After working full time in wildland fire for 33 years, he continues to learn, and strives to be a Student of Fire.

3 thoughts on “Wildfire Today on radio program, Tuesday night”

  1. Thanks for coming on our show, I apologize about the end of the show, as we had a technical glitch, and I was not able to end the show the way I wanted to. Thanks for the great information you shared in relation to being prepared for a fire, I really appreciate it.
    Best wishes in all you do,

    Jeff Gleason

  2. Not exactly a preparedness question, but could Bill discuss the USFS air tanker problem. I am curious why Ag doesn’t have transferred to it from DOD all of the mothballed C-130s at Davis-Monthan in Tucson and convert those to a USFS run tanker fleet? Besides money.

    1. The USFS has been dithering about how to reconstitute the large air tanker fleet since the fleet was reduced by 60% following the two crashes in 2002. There are many options to choose from, but nobody has made a decision. Money is a huge obstacle to overcome, but an even larger one is the analysis paralysis.

      The USFS first needs to define the problem. Then make a decision about what capabilities are needed in fire aviation. How many small, medium, large, and very large air tankers and helicopters do they need and what platforms are suitable. Then figure out the sources of the platforms, who will convert them, own them, maintain them, and operate them. Then find the money and procure them.

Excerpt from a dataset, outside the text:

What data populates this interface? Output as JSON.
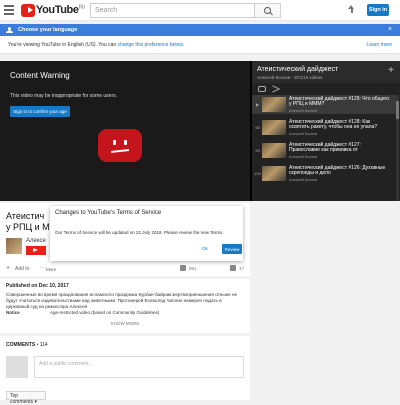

      A piece of cake, right? The USFS and the other federal land management agencies are finding that it’s easier to not make these decisions, and hope no one will notice that they are not doing their jobs. That has been the mantra since 2002, and no one has been fired yet. It will be really sad if we reach the 10-year anniversary of those crashes and we still have not done anything. Sort of like the hole at the former site of the World Trade Center.